The theory is that The Times hides its content behind a paywall out of shame, and that payment of the subscription fee is a kind of indulgence which grants you Divine permission to wallow for a short time in decrepit venality. What happens behind the paywall stays behind the paywall. The Times knows what it’s selling and to whom. Like PornHub, it knows its clientele far better than they will ever know themselves.

The Guardian constantly nags you for money, like an incel wheedling for sex: can’t you see, it’s so special, so deserving? When the mask of decorum finally drops it will end up like the Independent, frantically jizzing pop-up video ads at you, but for the time being it’s still in the bargaining stage: will you like me if I’m more transphobic? Did you see how I stood up for you against that nasty socialist who wanted to raise your taxes and take away your buy-to-let income? Like the Liberal Democrats, the Guardian does not know what it is selling, or to whom, but remains unshakeably convinced of the superior quality of the product.
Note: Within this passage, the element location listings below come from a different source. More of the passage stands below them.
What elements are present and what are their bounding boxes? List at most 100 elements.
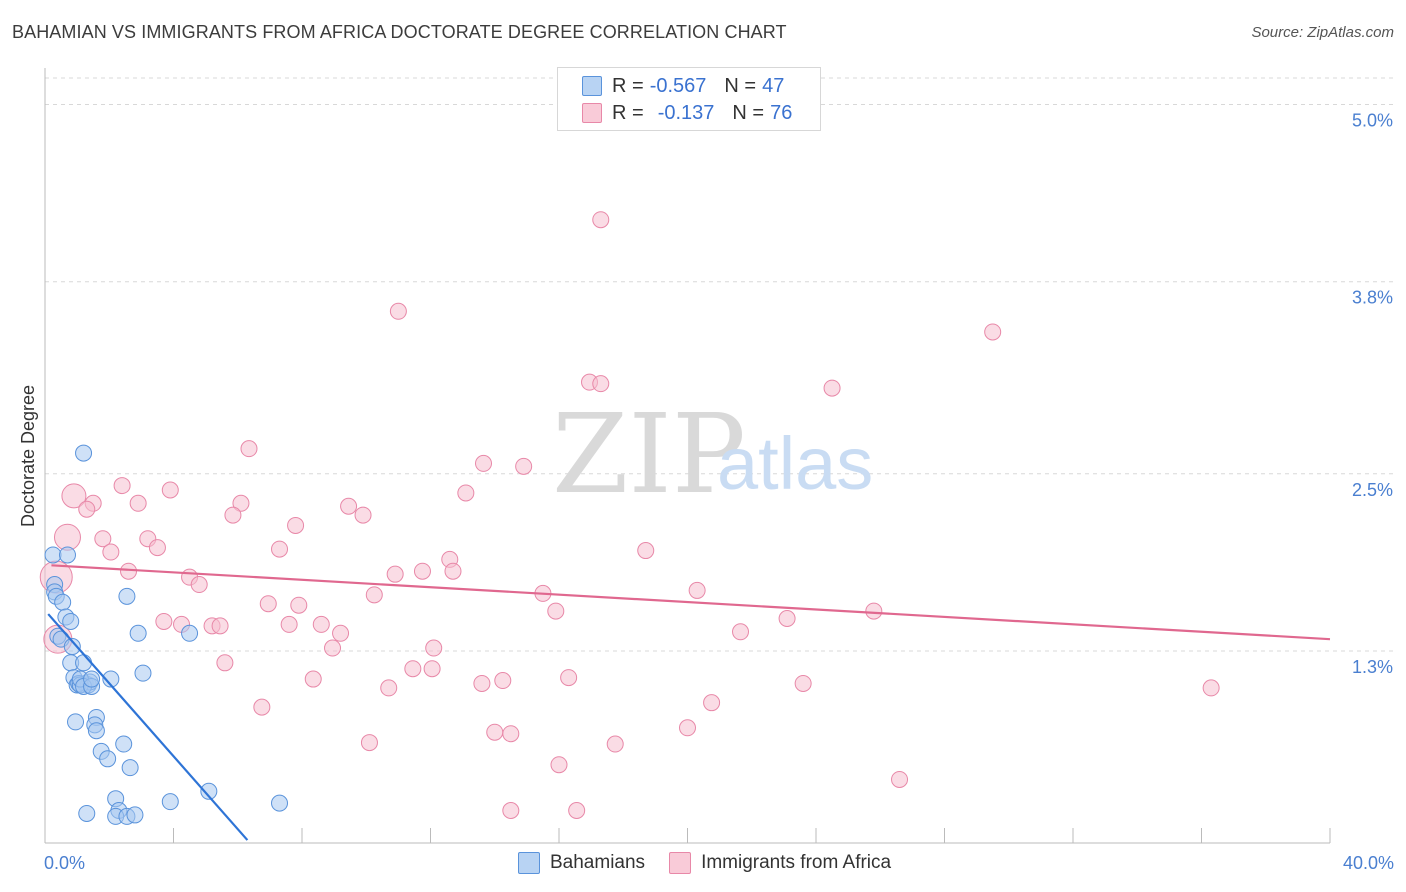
bahamian-data-point — [181, 624, 199, 642]
africa-data-point — [94, 530, 112, 548]
africa-data-point — [444, 562, 462, 580]
africa-data-point — [259, 595, 277, 613]
africa-data-point — [389, 302, 407, 320]
africa-data-point — [732, 623, 750, 641]
africa-data-point — [688, 581, 706, 599]
africa-data-point — [891, 770, 909, 788]
africa-data-point — [865, 602, 883, 620]
africa-data-point — [280, 615, 298, 633]
africa-data-point — [404, 660, 422, 678]
legend-swatch-bahamians — [518, 852, 540, 874]
africa-data-point — [304, 670, 322, 688]
africa-data-point — [287, 516, 305, 534]
africa-data-point — [778, 609, 796, 627]
africa-data-point — [606, 735, 624, 753]
source-label: Source: ZipAtlas.com — [1251, 24, 1394, 41]
y-tick-label: 1.3% — [1352, 657, 1393, 677]
africa-data-point — [129, 494, 147, 512]
series-legend: Bahamians Immigrants from Africa — [518, 852, 915, 874]
legend-r-value: -0.137 — [657, 101, 715, 124]
bahamian-data-point — [44, 546, 62, 564]
blue-series-points — [44, 444, 289, 825]
legend-r-label: R = — [612, 101, 644, 124]
legend-item-bahamians: Bahamians — [518, 852, 645, 874]
africa-data-point — [550, 756, 568, 774]
legend-swatch-pink — [582, 103, 602, 123]
legend-r-value: -0.567 — [649, 74, 707, 97]
legend-n-value: 76 — [770, 101, 793, 124]
chart-title: BAHAMIAN VS IMMIGRANTS FROM AFRICA DOCTO… — [12, 22, 787, 42]
africa-data-point — [253, 698, 271, 716]
africa-data-point — [113, 477, 131, 495]
africa-data-point — [457, 484, 475, 502]
africa-trendline — [51, 564, 1331, 641]
y-tick-label: 2.5% — [1352, 480, 1393, 500]
africa-data-point — [332, 624, 350, 642]
bahamian-data-point — [62, 612, 80, 630]
africa-data-point — [386, 565, 404, 583]
bahamian-data-point — [67, 713, 85, 731]
africa-data-point — [592, 375, 610, 393]
africa-data-point — [475, 454, 493, 472]
bahamian-data-point — [134, 664, 152, 682]
africa-data-point — [515, 457, 533, 475]
africa-data-point — [637, 542, 655, 560]
bahamian-data-point — [121, 759, 139, 777]
gridlines — [45, 77, 1395, 652]
africa-data-point — [290, 596, 308, 614]
bahamian-data-point — [129, 624, 147, 642]
bahamian-data-point — [161, 793, 179, 811]
africa-data-point — [61, 483, 87, 509]
legend-n-value: 47 — [762, 74, 785, 97]
bahamian-data-point — [87, 722, 105, 740]
watermark-atlas: atlas — [717, 422, 873, 505]
africa-data-point — [102, 543, 120, 561]
africa-data-point — [190, 576, 208, 594]
bahamian-data-point — [75, 444, 93, 462]
x-tick-right: 40.0% — [1343, 853, 1394, 873]
legend-row-bahamians: R = -0.567 N = 47 — [582, 74, 784, 98]
stats-legend: R = -0.567 N = 47 R = -0.137 N = 76 — [557, 67, 821, 131]
legend-label-bahamians: Bahamians — [550, 852, 646, 873]
africa-data-point — [592, 211, 610, 229]
tick-labels: 1.3% 2.5% 3.8% 5.0% — [1352, 111, 1393, 677]
axes — [44, 68, 1331, 844]
bahamian-data-point — [102, 670, 120, 688]
trendlines — [47, 564, 1331, 841]
bahamian-data-point — [78, 804, 96, 822]
legend-swatch-blue — [582, 76, 602, 96]
africa-data-point — [224, 506, 242, 524]
legend-swatch-africa — [669, 852, 692, 874]
bahamian-data-point — [126, 806, 144, 824]
bahamian-data-point — [118, 587, 136, 605]
africa-data-point — [380, 679, 398, 697]
legend-item-africa: Immigrants from Africa — [669, 852, 891, 874]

I lie to myself about how often I visit the Mail Online, and how many celebrity bottoms I have idly perused thereon. The reverie may last for days, and yet on emerging there is no sensation of any time having passed at all. I don’t recall ever being asked for money, but payment must surely be involved in this transaction. Somewhere in the bowels of hell, an infernal Accountant is playing tiddlywinks with smooth obsidian tokens representing fragments of my immortal soul. With every click through to the “ample bosom” “flaunted” by some 19-year-old starlet, another small shower of tokens tumbles out of the roiling murk above, and a faint snarl of anticipation crosses the Accountant’s — well, I suppose you’d have to call it a face. The Mail certainly knows what it is selling: what it is selling is you, one tiny portion at a time, to the frightful Engineer of everlasting torment.